A Simpar S.A. (B3: SIMH3) anunciou, em 23 de julho de 2026, a venda de 100% da participação na HSIM Participações e Holding Ltda., controladora do complexo portuário CS Porto Aratu. O acordo vinculante foi assinado com a ICTSI AMERICAS B.V., braço da multinacional irlandesa International Container Terminal Services. A transação está avaliada em um Enterprise Value (valor da empresa somando dívida e patrimônio) de R$ 1,8 bilhão, reforçando a estratégia de desenvolvimento e monetização de ativos logísticos pela holding.

Detalhes financeiros e estrutura de pagamento

O valor de R$ 1,8 bilhão é composto por uma Dívida Líquida estimada em R$ 1,0 bilhão (referente ao primeiro trimestre de 2026) e um Equity Value (valor do patrimônio líquido) de R$ 750 milhões. O fluxo de pagamento foi estruturado em duas parcelas: R$ 650 milhões serão desembolsados na data de fechamento da operação, e R$ 100 milhões serão alocados a um mecanismo de earn-out (pagamento variável atrelado a metas de desempenho), com vencimento em até 18 meses após o encerramento.

O fechamento do negócio está sujeito ao cumprimento de condições precedentes, incluindo a aprovação do CADE (Conselho Administrativo de Defesa Econômica) e a autorização do poder concedente portuário. O Bradesco BBI atuou como assessor financeiro exclusivo da Simpar na negociação.

Disciplina de capital e métricas de retorno

A alienação evidencia a tese de alocação disciplinada de capital praticada pela Simpar e por sua subsidiária integral, a CS Brasil Holding e Locação S.A. Os investimentos com capital próprio no CS Porto Aratu somaram R$ 128 milhões, gerando um Múltiplo sobre o Capital Investido (MOIC) de 5,8x em um ciclo médio de 3,6 anos. O MOIC mede quantas vezes o valor investido foi recuperado e multiplicado.

Considerando o portfólio de infraestrutura sob gestão da empresa — que inclui também as controladas Ciclus Rio e Ciclus Amazônia — o Enterprise Value combinado atinge R$ 3,9 bilhões. A holding reportou uma Taxa Interna de Retorno (TIR) média de 36% ao ano, superando em 24 pontos percentuais o CDI e em 30 pontos percentuais o Ibovespa no mesmo período, com MOIC consolidado de 2,9x em média de 3,3 anos de holding.
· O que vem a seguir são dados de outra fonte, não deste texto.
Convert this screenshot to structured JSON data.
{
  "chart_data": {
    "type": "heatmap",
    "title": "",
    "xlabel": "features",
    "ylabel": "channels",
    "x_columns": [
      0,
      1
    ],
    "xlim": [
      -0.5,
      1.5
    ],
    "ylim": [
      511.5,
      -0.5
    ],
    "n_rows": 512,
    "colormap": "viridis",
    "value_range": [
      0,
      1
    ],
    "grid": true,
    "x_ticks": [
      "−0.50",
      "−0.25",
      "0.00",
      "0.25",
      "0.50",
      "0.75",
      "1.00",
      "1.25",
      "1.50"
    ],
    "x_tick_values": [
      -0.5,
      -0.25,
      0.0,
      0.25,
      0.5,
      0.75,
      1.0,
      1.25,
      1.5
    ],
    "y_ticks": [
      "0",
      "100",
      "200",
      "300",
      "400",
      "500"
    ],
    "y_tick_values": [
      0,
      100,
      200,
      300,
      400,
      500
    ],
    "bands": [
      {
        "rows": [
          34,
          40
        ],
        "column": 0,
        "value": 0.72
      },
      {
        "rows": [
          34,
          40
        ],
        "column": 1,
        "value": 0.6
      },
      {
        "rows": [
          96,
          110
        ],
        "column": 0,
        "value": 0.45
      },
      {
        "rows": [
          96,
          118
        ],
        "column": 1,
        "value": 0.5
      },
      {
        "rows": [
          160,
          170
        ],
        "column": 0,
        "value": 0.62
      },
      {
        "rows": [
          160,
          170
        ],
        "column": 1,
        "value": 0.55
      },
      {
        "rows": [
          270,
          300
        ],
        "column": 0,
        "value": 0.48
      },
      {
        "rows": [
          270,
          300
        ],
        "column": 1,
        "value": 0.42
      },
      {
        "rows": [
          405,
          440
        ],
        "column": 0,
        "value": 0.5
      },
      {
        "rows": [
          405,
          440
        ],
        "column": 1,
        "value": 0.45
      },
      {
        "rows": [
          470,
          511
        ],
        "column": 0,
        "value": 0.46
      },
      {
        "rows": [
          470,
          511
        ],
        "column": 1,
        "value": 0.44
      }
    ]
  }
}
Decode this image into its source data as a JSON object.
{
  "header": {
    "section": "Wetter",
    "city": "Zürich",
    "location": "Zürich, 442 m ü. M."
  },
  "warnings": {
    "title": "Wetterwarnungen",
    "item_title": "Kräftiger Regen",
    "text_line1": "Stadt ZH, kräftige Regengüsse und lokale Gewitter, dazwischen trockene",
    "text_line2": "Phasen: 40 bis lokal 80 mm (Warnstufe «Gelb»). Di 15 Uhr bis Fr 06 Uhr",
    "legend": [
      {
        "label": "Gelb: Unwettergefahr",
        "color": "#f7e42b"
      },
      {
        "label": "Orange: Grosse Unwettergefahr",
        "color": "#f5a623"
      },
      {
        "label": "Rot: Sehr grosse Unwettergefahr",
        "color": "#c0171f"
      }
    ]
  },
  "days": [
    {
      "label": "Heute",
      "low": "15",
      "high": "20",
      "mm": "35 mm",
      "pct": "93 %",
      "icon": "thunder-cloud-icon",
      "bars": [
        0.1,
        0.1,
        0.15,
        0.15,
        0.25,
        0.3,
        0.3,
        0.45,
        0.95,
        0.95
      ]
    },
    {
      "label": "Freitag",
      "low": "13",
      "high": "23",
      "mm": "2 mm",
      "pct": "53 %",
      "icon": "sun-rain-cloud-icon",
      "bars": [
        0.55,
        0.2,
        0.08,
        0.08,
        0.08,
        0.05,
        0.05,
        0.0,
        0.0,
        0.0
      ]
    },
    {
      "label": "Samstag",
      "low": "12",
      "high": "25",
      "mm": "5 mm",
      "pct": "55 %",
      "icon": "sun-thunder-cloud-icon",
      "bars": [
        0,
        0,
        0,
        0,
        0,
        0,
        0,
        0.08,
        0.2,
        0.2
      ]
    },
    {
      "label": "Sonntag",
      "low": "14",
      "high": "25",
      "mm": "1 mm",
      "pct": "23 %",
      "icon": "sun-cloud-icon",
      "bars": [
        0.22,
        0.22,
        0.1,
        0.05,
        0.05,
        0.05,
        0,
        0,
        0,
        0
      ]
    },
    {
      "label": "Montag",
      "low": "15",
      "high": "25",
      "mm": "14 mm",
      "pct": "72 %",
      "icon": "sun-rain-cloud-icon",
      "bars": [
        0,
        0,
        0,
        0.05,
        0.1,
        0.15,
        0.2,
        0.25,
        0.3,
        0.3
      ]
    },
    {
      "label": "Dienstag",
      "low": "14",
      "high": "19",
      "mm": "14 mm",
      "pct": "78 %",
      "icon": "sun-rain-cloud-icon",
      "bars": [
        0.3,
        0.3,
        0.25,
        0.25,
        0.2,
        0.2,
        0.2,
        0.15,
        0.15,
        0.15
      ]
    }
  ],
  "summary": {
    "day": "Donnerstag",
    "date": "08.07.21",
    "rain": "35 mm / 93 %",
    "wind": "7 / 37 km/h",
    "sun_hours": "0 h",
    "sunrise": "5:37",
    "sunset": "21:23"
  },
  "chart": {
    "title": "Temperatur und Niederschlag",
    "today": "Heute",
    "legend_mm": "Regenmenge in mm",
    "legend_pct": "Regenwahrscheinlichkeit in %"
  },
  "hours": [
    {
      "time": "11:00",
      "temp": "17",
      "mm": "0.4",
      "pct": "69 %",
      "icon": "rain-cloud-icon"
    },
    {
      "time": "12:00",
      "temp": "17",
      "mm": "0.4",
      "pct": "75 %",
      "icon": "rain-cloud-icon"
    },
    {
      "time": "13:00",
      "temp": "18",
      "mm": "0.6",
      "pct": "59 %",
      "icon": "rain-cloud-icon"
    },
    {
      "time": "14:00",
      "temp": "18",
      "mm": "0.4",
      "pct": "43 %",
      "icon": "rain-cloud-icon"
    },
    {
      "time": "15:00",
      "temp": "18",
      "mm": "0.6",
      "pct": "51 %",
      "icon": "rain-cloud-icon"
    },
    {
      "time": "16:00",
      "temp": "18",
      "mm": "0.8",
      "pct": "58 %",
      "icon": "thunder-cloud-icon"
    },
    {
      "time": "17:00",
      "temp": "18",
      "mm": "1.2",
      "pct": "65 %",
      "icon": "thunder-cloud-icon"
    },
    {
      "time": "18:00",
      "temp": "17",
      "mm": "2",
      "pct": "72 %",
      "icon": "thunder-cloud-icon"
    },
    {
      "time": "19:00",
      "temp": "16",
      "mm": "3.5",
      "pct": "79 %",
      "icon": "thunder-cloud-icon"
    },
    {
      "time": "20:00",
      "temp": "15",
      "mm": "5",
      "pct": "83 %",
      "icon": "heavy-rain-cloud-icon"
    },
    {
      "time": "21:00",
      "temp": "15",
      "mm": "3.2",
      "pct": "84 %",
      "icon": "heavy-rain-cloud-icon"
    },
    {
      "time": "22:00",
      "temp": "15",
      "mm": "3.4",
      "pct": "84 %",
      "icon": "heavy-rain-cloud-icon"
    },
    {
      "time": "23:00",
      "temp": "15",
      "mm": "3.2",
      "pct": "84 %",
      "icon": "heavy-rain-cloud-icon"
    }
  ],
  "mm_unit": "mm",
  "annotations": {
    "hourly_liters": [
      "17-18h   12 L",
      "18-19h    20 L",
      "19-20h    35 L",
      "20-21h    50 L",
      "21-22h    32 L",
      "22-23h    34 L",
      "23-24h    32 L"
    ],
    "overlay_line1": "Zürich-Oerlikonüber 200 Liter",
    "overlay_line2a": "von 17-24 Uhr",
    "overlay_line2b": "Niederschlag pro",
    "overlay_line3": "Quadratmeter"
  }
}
Transformação operacional no corredor do MATOPIBA

Durante o período de controle, o grupo injetou cerca de R$ 900 milhões para reestruturar a operação. Entre as entregas técnicas e operacionais destacam-se:

  • Ampliação de 5 vezes na capacidade operacional, atingindo potencial de movimentação de 9,5 milhões de toneladas por ano;
  • Construção integral do terminal ATU18 e modernização completa do ATU12, substituindo infraestrutura obsoleta da década de 1970 por um complexo de padrão internacional;
  • Expansão da capacidade de armazenagem para 270 mil toneladas, com instalação de novos silos, obras de dragagem e aquisição de equipamentos de última geração;
  • Consolidação de um ativo logístico estratégico para o corredor agrícola do MATOPIBA, já habilitado para operar navios Panamax e com potencial de evolução para embarcações Post-Panamax.
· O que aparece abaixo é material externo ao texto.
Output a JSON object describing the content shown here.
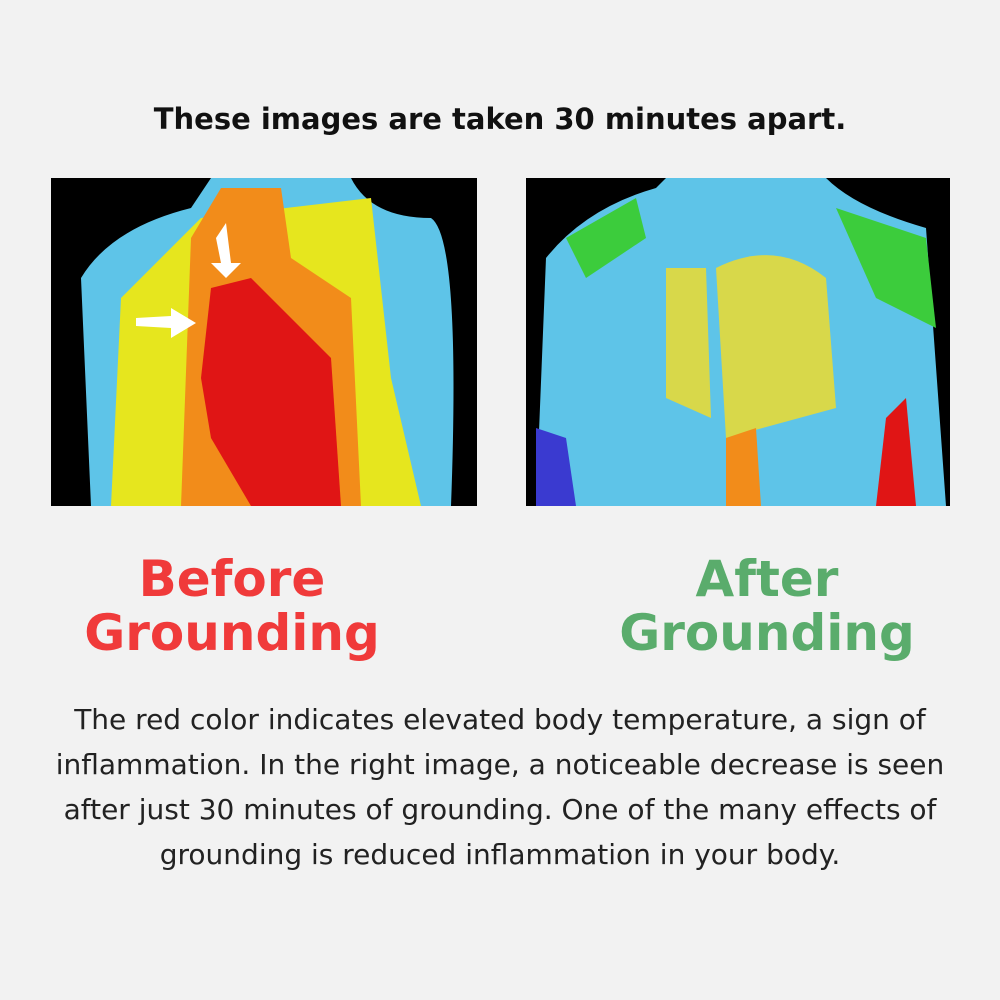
{
  "title": "These images are taken 30 minutes apart.",
  "before": {
    "line1": "Before",
    "line2": "Grounding",
    "color": "#f03a3a"
  },
  "after": {
    "line1": "After",
    "line2": "Grounding",
    "color": "#5aac6c"
  },
  "description": "The red color indicates elevated body temperature, a sign of inflammation. In the right image, a noticeable decrease is seen after just 30 minutes of grounding. One of the many effects of grounding is reduced inflammation in your body."
}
O que muda para investidores

A transação sinaliza uma fase de realização de lucros e rotação de portfólio na estratégia de infraestrutura da Simpar (SIMH3). Para o mercado, o alto múltiplo de retorno e a TIR consistentemente superior a benchmarks de renda fixa e variável validam o modelo de "buy, fix & sell" aplicado a ativos portuários. A entrada de R$ 750 milhões em valor patrimonial — sendo a maior parte à vista — deve fortalecer substancialmente a geração de caixa da holding, liberando capital para novas aquisições, redução de endividamento ou recompra de ações. Investidores devem acompanhar de perto o cronograma de aprovação regulatória, que pode impactar a data de recebimento dos recursos e a eventual distribuição de dividendos extraordinários nos próximos trimestres.

Disclaimer: O conteúdo apresentado é meramente informativo e não deve ser considerado como conselho de investimento. Ativo Virtual não se responsabiliza por decisões financeiras tomadas com base nestas informações.